Ken Tapping, February 1, 2012
Over the last couple of decades two revolutions have been taking place in astronomy. Firstly, there is the revolution in new instruments, made possible by newly-developed technologies. This is leading to a shift in the way we use telescopes. It used to be that survey work — collecting large amounts of general data rather than specialized data on objects of special interest — was done with older instruments. Observing time on new, front-line facilities was too precious to dedicate to long-term projects. Two additional difficulties with survey projects is that they can produce a lot of data, which we were ill-equipped to handle, nor had we the tools needed to explore the data efficiently. This does not mean that the importance of surveys was not appreciated. To truly assess how different some object is, we have to compare it with a large number of others. To determine whether Fred is unusually tall requires comparing his height with that of lots of other people. That same rule applies to stars, planets, galaxies and everything else.
Surveying is now the name of the game. We have instruments that can collect a wide range of information from many objects at once; we have data systems that can handle and store it, and special tools to help us examine that data.
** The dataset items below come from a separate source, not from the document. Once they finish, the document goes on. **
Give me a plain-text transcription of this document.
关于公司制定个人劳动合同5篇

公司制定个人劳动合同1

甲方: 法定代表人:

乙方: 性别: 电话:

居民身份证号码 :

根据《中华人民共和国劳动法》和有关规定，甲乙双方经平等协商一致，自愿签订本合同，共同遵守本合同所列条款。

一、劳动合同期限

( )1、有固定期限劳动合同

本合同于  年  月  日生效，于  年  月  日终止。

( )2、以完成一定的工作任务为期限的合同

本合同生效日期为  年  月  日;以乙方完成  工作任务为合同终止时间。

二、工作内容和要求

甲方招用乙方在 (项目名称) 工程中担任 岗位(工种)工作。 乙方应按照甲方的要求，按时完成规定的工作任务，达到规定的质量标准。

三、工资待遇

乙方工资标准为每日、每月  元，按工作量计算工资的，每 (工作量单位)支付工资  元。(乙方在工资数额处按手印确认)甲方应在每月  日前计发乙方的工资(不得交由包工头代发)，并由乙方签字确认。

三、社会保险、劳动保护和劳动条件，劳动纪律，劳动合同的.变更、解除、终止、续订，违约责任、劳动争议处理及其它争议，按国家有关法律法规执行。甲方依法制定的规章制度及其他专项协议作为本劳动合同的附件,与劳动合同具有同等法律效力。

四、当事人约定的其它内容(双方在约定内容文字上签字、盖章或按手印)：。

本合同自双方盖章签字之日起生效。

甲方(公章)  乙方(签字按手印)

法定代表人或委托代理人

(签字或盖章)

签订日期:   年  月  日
Some of these methods involve exotic techniques such as artificial intelligence, data mining, and a new science called data visualization. That brings us to the second revolution. This one is a quieter one, but is producing just as big an impact.
Not that long ago, the data from an observing session using a public-funded instrument, such as the Canada-France-Hawaii Telescope, remained easily accessible only to the astronomers who made the observations. Now, thanks to cheap data storage and the Internet, it has become feasible to change the game. After a grace period, most data ends up in data centres where it can be accessed and downloaded by anyone. Lots of discoveries these days are coming from re-examination of data that was obtained originally for other purposes.
We've now progressed even further. Many observatories, amateur and professional, are now posting data on the Web almost as soon as they get it. If you want images of the Sun taken within the last hour or two, just look on the Web. Some observatories can be operated over the Internet. If you want Hubble images or data from the Mars Rovers, it's all there. You don't have to be a professional scientist. Apart from getting more science per dollar, these new revolutions make that science accessible to all of us. If there are embryo scientists out there, this should help hatch them.
Not long ago, Kathryn Gray, a 10-year-old from New Brunswick, Canada, discovered a supernova — an exploding star in a distant galaxy — using observatory data available over the Internet. Access to data obtained using front-line and near-front-line instruments is no longer confined to the fortunate few. I just wish it had been like that when I was starting out.